= Apocalypse of James (Syriac) =

The Apocalypse of James is an apocalyptic work of Syriac literature. It pertains to polemics against Judaism. The text also concentrates mainly on Jerusalem and its future and fortunes.

== Codex Harvard Syriac 93 ==
The Apocalypse of James survives in the incomplete codex Harvard Syriac 93, and by palaeography, J. Rendel Harris dates the codex to the middle of the eighth-century AD. The codex is from Harris's private collection which Harris numbered it as eighty-five (Cod. Syr. Harris 85) and is written in Estrangelo. The leaves are damaged, and Harris had to reconstruct the codex as he had received it with the leaves disorganized. The codex contains a variety of documents such as letters by Jacob of Edessa, an excerpt by Severus of Antioch, a variety of apostolic canons, discussions of individuals who recant their heresy, and an investigation of heavily entities.
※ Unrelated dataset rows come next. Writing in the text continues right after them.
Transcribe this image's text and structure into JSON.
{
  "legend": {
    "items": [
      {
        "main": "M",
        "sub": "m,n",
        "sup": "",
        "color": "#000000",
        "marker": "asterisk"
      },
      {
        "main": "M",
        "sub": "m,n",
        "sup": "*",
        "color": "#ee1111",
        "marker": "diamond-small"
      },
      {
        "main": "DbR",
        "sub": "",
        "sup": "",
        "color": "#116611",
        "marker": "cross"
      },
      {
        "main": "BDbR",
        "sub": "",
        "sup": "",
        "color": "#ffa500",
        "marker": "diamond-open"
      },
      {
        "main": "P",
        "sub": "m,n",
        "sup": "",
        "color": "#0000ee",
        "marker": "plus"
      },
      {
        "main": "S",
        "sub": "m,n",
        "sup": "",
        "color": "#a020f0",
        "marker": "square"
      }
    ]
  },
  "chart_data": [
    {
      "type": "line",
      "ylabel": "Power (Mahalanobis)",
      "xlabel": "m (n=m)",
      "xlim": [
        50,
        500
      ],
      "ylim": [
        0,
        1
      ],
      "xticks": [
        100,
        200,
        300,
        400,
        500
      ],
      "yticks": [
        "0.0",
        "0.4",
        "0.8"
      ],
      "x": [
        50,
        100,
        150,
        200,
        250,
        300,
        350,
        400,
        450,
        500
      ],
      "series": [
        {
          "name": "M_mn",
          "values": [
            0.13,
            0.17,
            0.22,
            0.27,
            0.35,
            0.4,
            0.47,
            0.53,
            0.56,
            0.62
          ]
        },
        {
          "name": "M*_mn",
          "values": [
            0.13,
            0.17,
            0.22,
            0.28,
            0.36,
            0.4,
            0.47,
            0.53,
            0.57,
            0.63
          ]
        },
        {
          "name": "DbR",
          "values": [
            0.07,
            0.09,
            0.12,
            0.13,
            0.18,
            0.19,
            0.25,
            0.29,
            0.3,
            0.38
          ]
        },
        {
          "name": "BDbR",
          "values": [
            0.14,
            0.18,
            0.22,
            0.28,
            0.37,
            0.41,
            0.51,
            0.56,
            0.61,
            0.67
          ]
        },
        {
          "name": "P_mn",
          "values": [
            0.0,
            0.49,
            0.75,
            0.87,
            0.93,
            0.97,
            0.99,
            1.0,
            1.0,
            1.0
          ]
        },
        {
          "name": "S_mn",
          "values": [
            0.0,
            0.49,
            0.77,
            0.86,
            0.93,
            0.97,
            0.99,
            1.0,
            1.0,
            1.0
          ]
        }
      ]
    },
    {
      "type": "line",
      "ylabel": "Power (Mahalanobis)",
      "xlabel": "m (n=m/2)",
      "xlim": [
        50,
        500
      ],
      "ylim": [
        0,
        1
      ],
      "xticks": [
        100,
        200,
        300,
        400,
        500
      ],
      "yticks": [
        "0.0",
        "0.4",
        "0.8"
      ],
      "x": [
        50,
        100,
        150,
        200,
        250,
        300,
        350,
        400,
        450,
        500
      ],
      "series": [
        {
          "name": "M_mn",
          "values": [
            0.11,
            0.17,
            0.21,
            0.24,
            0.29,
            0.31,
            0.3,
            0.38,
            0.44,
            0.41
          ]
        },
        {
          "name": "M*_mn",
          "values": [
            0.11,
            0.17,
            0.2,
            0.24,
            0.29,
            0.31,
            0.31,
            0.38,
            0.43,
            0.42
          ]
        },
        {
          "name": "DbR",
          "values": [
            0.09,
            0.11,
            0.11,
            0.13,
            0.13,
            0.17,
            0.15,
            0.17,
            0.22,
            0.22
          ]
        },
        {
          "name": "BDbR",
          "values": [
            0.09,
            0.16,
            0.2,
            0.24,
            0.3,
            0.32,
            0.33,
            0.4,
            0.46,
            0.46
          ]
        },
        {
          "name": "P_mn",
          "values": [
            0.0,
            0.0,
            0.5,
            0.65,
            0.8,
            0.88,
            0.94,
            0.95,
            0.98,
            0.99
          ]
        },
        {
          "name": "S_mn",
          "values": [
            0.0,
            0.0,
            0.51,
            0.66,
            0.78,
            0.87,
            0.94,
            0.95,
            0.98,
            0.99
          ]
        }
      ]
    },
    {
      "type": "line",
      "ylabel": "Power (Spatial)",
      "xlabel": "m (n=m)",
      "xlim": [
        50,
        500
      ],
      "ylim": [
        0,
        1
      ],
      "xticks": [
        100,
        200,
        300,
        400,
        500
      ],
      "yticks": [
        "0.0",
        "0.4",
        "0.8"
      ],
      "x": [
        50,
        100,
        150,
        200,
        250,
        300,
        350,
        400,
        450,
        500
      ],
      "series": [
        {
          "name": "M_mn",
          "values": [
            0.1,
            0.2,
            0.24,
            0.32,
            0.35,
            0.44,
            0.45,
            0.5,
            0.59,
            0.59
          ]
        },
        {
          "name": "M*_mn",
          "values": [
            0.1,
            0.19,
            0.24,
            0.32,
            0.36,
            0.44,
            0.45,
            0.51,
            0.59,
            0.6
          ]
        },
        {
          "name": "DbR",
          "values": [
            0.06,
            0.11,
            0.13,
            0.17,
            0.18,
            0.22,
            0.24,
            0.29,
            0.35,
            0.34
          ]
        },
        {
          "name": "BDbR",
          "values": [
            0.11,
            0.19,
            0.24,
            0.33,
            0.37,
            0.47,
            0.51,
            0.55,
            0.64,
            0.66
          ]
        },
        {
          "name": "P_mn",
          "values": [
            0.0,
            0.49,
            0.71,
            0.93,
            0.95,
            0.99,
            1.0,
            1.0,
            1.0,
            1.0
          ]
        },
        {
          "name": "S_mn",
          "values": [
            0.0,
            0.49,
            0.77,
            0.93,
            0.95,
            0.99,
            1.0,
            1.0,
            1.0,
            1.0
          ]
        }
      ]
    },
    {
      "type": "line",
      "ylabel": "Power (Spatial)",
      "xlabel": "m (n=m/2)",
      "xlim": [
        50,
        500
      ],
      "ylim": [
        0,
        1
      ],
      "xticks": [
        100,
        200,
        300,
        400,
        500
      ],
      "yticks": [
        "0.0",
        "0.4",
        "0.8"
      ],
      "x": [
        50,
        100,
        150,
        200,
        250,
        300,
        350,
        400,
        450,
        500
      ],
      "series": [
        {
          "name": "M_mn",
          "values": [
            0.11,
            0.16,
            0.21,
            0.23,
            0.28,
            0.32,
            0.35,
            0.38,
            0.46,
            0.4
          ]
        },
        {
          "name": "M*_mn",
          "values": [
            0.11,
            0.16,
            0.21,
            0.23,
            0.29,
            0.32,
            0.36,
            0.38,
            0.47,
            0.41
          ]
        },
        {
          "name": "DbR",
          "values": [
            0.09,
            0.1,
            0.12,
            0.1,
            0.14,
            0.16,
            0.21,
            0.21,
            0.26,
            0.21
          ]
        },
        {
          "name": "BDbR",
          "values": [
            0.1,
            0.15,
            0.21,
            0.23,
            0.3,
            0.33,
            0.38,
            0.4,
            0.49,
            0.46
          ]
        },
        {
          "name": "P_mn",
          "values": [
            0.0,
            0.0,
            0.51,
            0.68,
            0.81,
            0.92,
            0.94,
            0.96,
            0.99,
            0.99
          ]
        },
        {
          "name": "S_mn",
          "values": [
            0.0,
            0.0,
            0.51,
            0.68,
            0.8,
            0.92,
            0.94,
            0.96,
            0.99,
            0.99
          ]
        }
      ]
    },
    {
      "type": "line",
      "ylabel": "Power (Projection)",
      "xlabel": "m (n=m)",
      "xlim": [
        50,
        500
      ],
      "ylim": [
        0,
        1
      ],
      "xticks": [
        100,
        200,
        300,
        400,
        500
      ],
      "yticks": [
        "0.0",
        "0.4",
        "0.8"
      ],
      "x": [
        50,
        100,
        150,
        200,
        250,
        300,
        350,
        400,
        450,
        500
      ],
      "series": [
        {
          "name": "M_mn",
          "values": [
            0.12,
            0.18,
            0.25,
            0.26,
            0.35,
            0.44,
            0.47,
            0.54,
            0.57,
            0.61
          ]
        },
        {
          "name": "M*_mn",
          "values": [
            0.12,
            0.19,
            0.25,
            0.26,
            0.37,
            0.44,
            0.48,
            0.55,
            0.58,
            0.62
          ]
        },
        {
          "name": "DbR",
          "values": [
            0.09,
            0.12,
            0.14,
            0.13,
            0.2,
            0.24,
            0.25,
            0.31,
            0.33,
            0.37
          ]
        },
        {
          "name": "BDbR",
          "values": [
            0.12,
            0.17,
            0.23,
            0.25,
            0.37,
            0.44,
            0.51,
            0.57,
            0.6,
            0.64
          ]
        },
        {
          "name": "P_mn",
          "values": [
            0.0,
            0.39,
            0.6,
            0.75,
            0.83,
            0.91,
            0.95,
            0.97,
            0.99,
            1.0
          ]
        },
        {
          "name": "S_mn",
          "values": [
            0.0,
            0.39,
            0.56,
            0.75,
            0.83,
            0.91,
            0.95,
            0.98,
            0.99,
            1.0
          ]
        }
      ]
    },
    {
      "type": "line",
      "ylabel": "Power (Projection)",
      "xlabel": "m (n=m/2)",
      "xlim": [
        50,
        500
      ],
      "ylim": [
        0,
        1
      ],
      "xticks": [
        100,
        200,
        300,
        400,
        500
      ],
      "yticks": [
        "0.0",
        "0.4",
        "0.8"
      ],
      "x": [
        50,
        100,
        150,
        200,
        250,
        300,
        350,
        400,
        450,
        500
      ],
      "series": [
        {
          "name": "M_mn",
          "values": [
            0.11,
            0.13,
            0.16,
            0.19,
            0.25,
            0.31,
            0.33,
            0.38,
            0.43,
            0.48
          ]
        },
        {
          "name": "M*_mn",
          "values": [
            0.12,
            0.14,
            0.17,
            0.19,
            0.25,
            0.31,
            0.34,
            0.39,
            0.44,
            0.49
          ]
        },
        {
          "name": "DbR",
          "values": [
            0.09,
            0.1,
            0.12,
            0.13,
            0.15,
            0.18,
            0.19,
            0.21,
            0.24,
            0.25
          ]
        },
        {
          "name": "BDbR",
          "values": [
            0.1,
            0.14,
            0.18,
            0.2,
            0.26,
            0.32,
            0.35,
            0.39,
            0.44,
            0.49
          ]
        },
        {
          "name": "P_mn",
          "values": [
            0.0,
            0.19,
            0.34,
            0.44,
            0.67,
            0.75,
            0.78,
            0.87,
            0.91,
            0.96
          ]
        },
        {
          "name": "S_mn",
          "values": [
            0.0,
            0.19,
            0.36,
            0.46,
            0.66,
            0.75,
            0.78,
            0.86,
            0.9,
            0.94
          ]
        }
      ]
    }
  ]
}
After a written series of questions, it is followed up with an eleven-folio collection called the Gospel of the Twelve Apostles with the Revelations of Each of Them with an introduction to the Gospel of the Twelve Apostles followed by the Apocalypse of Simeon Kepha, the Apocalypse of James the Apostle, the Apocalypse of John the Little, and an extract from the Doctrine of Addai. J. Rendel Harris published an edition of these texts in 1900. The Apocalypse of James starts at folio 53r.

== Narrative overview ==
The Apocalypse of James briefly alludes to the destruction of Jerusalem by the Romans because it is the adversary against the Crucifixion of Jesus then the text proceeds to an interval. It then proceeds with killing and destruction by a new oppressor who leaves only the wailing alive in the city, but the oppressor eventually dies in war. The text is concluded with a new ruler arriving to build beautiful sanctuaries in Jerusalem and installs a sign to frighten the wicked. The ruler dies after construction is completed then is succeeded by a tougher ruler from his family.

== Textual allusion and date ==
According to J. Rendel Harris, the ruler who has the sanctuaries built is most likely in reference to Constantine the Great, and the sign installed to terrify the wicked is the Christian cross. The emperor prior to Constantine was probably Licinius who is imprisoned and executed after he was defeated by Constantine. Harris dates the text between Constantius II's reign or during the reign of Julian. Harris notes that there is no reason to date the text to Julian's death in 363 AD as the historical element in the text deteriorates prior to his death, and there is no internal evidence suggesting the date could be after the mid-fourth century.